Comerica Incorporated, (
Q3 2010 Earnings Call
October 20, 2010 08:00 a.m. ET
Darlene Persons - Director of Investor Relations
Ralph Babb - Chairman and Chief Executive Officer
Beth Acton – Chief Financial Officer
John Killian - EVP and Chief Credit Officer
Dale Greene - EVP of Business Bank
Ken Zerbe - Morgan Stanley
Steven Alexopaulos – JP Morgan
Brian Klock - KBW
Brett Robison -- Stern Agee
John Pancary -- Evercore Partners
Terry McElvoy – Oppenheimer
Gary Tennor – BA Davidson
Previous Statements by CMA
» Comerica Incorporated Q2 2010 Earnings Call Transcript
» Comerica Incorporated Q1 2010 Earnings Call Transcript
» Comerica Incorporated Q4 2009 Earnings Call Transcript
» Comerica Incorporated Q3 2009 Earnings Call Transcript
Good morning, my name is Alicia and I will be your conference operator today. At this time I would like to welcome everyone to the Comerica’s third quarter 2010 earnings conference call. All lines have been placed on mute to prevent any background noise. After the speaker’s remarks there will be a question-and-answer session. (Operator Instructions). Thank you.

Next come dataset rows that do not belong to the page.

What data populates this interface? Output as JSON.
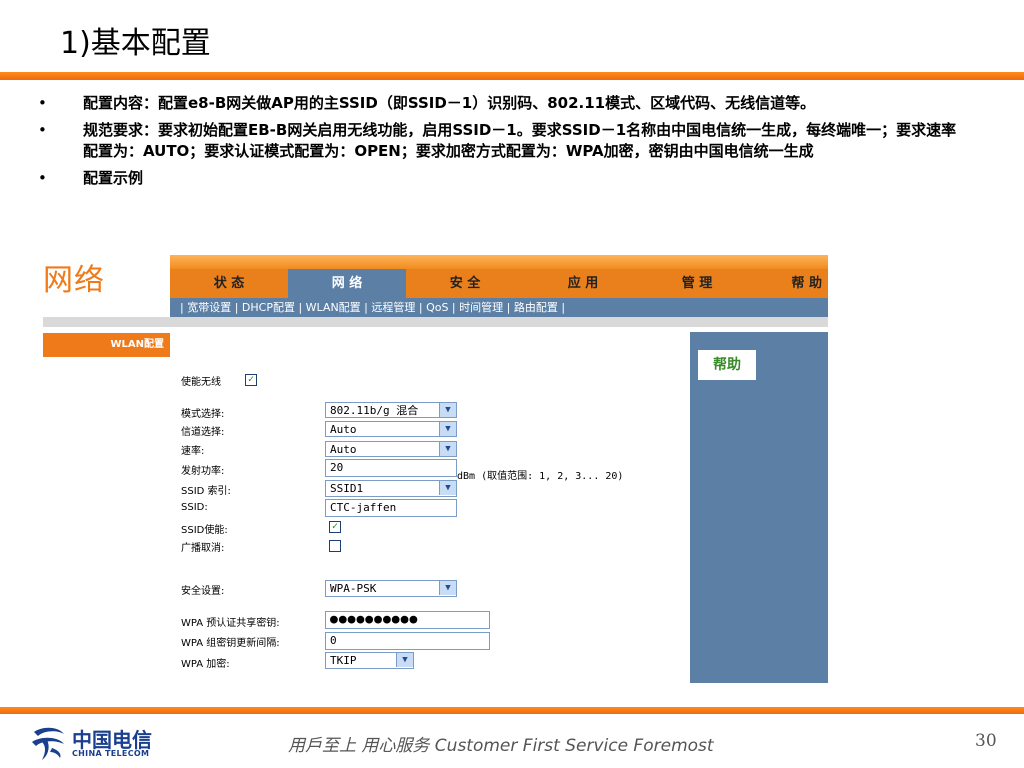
{
  "slide": {
    "title": "1)基本配置",
    "page_number": "30",
    "footer": "用戶至上  用心服务 Customer First Service Foremost",
    "brand_cn": "中国电信",
    "brand_en": "CHINA TELECOM"
  },
  "bullets": [
    {
      "text": "配置内容：配置e8-B网关做AP用的主SSID（即SSID－1）识别码、802.11模式、区域代码、无线信道等。"
    },
    {
      "text": "规范要求：要求初始配置EB-B网关启用无线功能，启用SSID－1。要求SSID－1名称由中国电信统一生成，每终端唯一；要求速率配置为：AUTO；要求认证模式配置为：OPEN；要求加密方式配置为：WPA加密，密钥由中国电信统一生成"
    },
    {
      "text": "配置示例"
    }
  ],
  "shot": {
    "logo": "网络",
    "nav": [
      "状 态",
      "网 络",
      "安 全",
      "应 用",
      "管 理",
      "帮 助"
    ],
    "sub_nav": "| 宽带设置 | DHCP配置 | WLAN配置 | 远程管理 | QoS | 时间管理 | 路由配置 |",
    "left_menu_item": "WLAN配置",
    "help_title": "帮助",
    "form": {
      "enable_wireless_label": "使能无线",
      "enable_wireless_checked": true,
      "mode_label": "模式选择:",
      "mode_value": "802.11b/g 混合",
      "channel_label": "信道选择:",
      "channel_value": "Auto",
      "rate_label": "速率:",
      "rate_value": "Auto",
      "power_label": "发射功率:",
      "power_value": "20",
      "power_unit": "dBm (取值范围: 1, 2, 3... 20)",
      "ssid_index_label": "SSID 索引:",
      "ssid_index_value": "SSID1",
      "ssid_label": "SSID:",
      "ssid_value": "CTC-jaffen",
      "ssid_enable_label": "SSID使能:",
      "ssid_enable_checked": true,
      "broadcast_cancel_label": "广播取消:",
      "broadcast_cancel_checked": false,
      "security_label": "安全设置:",
      "security_value": "WPA-PSK",
      "psk_label": "WPA 预认证共享密钥:",
      "psk_value": "●●●●●●●●●●",
      "rekey_label": "WPA 组密钥更新间隔:",
      "rekey_value": "0",
      "encryption_label": "WPA 加密:",
      "encryption_value": "TKIP"
    }
  }
}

I would now like to turn the call over to Miss Darlene Persons, please go ahead, Ma’am.
Thank you, Alicia. Good morning, and welcome to Comerica’s third quarter 2010 earnings conference call. Participating on this call will be our Chairman Ralph Babb; our Chief Financial Officer, Beth Acton; our Chief Credit Officer, John Killian; and Dale Greene, Executive Vice President of the Business Bank.
A copy of our press release and presentation slides are available on the SEC’s website, as well as on the investor relations section of our website. Before we get started, I would like to remind you that this conference call contains forward-looking statements, and in that regard, you should be mindful of the risks and uncertainties that can cause future results to vary from expectations.
Forward-looking statements state only as of the date of this presentation and we undertake no obligation to update any forward-looking statements. I refer you to the Safe Harbor Statement contained in the release issued today, as well as slide two of this presentation which I incorporate into this call as well as our filings with the SEC. Also, this conference call will reference non-GAAP measures, in that regard, I will direct you to the reconciliation of these measures within this presentation. Now, I’ll turn the call over to Ralph.
Good morning. Today we reported Q3 net income of $59 million or $0.33 per share. Q3 total revenue was down 4% from the second quarter, primarily driven by a decrease in average loans, and lower fee income from customer activities. In this sluggish and still uncertain economic environment, our customers have remained understandably cautious. This is reflected in the weak loan demand and continued strong core deposit levels. Our solid capital and liquidity position enabled us to fully redeem our trust preferred securities on October 1, which will reduce interest expense.
This uniquely positions us as the only bank in our peer group to have redeemed TARP and eliminated trust-preferred securities. Our Q3 financial results reflected the continued improvement in credit quality and careful control of expenses. Our skill based relationship driven strategy and our prudent conservative approach to banking continued to serve us well. We believe we have a business model that cannot be replicated overnight. It takes years of experience and expertise to understand the credit cycle, small businesses, middle market companies and their owners, managers, and employees, for whom we provide personal financial services.
Relationships mean more than ever in this type of environment. While unemployment remains stubbornly high, there are some signals the economy is improving, albeit slowly. Economic factors which support loan growth, such as business fixed investment and inventories, continue to improve. The Commerce Department recently indicated that investments in computers, communications equipment, and machinery, for example, helped spur capital goods orders in August, which is a good sign.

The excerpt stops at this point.